# Totally new to salt, advice on a 10 gallon?



## Mashiro (Dec 2, 2012)

Hi everyone! 

I have a 10 gallon tank that I'd like to convert to salt. I've watched several videos on Youtube, so I have a mild understanding of what I'd need. My major questions are on fish compatibility.

What all could I put in a 10 gallon tank? I'm very partial to seahorses or puffers, what would go good with them?

Also, I'm looking to get into corals as well. What are some good low-light beginner corals?


----------



## beaslbob (Oct 17, 2012)

Mashiro said:


> Hi everyone!
> 
> I have a 10 gallon tank that I'd like to convert to salt. I've watched several videos on Youtube, so I have a mild understanding of what I'd need. My major questions are on fish compatibility.
> 
> ...


 I think puffers are too small to a 10g.

I would start the tank with macro algaes. then do the rest.

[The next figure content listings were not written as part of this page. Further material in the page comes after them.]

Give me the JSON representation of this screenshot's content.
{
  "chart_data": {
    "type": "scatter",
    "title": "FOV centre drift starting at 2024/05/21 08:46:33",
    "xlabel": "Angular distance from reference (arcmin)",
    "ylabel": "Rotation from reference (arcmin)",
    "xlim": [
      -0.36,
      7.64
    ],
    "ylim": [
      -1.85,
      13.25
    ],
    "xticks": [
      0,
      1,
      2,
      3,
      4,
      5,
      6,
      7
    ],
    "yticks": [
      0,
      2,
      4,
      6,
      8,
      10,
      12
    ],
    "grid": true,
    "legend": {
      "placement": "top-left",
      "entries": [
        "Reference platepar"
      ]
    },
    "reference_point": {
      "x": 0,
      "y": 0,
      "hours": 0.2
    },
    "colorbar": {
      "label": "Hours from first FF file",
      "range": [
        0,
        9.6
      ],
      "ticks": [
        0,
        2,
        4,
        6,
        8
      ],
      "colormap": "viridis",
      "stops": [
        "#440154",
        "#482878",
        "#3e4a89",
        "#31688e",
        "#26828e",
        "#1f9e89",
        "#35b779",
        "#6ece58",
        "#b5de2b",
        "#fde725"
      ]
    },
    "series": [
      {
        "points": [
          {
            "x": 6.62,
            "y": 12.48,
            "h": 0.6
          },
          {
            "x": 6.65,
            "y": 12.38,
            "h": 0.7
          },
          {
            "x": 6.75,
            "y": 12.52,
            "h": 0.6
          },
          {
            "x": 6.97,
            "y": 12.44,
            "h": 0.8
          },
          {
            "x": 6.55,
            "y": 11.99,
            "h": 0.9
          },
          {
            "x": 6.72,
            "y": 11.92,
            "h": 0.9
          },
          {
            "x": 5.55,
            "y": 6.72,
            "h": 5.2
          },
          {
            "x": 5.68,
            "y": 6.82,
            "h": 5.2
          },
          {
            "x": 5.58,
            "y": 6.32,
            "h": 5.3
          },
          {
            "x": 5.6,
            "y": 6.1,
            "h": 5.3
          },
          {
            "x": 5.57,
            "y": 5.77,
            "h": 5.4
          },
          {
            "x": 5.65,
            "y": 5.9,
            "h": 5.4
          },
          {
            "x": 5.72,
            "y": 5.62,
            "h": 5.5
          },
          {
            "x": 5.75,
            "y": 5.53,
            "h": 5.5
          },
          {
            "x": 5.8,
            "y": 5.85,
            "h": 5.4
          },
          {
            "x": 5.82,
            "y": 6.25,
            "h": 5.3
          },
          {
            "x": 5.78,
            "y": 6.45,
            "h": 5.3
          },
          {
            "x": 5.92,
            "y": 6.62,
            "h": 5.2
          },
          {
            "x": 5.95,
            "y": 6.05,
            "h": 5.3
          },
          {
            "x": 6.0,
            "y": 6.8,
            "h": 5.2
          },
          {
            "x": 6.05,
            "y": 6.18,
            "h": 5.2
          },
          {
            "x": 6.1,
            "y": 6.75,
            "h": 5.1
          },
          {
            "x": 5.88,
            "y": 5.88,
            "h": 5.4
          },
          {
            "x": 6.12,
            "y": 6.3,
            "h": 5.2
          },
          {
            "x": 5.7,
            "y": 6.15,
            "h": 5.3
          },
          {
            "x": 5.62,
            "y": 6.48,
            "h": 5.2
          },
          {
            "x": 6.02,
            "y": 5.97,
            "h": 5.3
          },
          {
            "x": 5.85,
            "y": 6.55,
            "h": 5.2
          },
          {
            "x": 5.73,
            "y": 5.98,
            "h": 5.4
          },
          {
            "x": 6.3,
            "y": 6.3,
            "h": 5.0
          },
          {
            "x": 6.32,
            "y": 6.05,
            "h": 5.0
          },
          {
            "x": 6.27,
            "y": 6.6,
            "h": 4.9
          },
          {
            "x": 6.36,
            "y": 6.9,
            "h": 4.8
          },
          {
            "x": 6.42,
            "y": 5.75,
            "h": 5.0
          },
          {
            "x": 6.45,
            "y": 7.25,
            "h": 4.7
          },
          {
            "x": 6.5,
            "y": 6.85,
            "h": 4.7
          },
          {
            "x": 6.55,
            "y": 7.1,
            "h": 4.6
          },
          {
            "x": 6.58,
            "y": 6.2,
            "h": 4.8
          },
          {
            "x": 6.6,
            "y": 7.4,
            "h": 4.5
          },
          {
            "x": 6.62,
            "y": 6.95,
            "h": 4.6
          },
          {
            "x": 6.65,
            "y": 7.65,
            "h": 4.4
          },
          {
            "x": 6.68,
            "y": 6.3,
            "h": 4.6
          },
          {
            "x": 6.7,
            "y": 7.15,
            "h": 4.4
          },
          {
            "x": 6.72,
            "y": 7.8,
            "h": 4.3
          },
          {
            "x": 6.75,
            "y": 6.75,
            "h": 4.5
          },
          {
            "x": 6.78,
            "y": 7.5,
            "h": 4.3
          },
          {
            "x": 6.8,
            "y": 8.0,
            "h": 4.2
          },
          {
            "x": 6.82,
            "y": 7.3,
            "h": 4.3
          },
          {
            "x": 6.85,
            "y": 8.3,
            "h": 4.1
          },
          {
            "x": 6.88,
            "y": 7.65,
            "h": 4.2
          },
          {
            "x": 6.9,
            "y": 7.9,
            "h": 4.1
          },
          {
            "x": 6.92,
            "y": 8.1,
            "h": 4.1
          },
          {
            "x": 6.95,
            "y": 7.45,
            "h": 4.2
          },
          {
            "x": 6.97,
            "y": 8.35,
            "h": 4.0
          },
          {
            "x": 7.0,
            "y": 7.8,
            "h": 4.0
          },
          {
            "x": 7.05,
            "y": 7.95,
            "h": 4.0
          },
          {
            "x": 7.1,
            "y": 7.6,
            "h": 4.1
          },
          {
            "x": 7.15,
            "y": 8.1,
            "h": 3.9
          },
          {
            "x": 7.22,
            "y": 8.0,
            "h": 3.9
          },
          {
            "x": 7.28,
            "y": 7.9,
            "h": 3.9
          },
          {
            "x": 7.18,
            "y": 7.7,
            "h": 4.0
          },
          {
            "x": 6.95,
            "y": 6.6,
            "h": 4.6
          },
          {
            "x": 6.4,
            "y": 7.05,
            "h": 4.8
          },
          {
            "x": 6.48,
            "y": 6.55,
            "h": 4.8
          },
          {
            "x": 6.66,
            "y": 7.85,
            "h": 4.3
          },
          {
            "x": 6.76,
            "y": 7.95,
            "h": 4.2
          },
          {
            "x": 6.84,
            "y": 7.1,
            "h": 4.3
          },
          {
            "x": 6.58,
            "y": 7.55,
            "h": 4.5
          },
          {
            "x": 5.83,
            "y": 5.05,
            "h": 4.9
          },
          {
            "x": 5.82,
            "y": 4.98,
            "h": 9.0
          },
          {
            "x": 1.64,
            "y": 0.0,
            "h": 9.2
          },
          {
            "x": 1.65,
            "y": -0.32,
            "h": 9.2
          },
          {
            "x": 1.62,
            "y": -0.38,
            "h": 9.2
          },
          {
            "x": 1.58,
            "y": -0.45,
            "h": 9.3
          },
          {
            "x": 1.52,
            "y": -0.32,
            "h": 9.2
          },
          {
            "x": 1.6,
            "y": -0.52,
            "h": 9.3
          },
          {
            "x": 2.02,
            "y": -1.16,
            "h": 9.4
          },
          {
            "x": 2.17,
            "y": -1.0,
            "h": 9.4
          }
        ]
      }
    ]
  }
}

Let the macros get going for a week then add a small male molly. and don't add food for a week.

then start feeding 1 flake per day..

After you have the molly in there for a couple of weeks try a marine fish.

Sea horses are nice but trickey to feed.

my .02


----------



## Mashiro (Dec 2, 2012)

If I were to get clown fish then? How many could I keep in the 10 gallon?


----------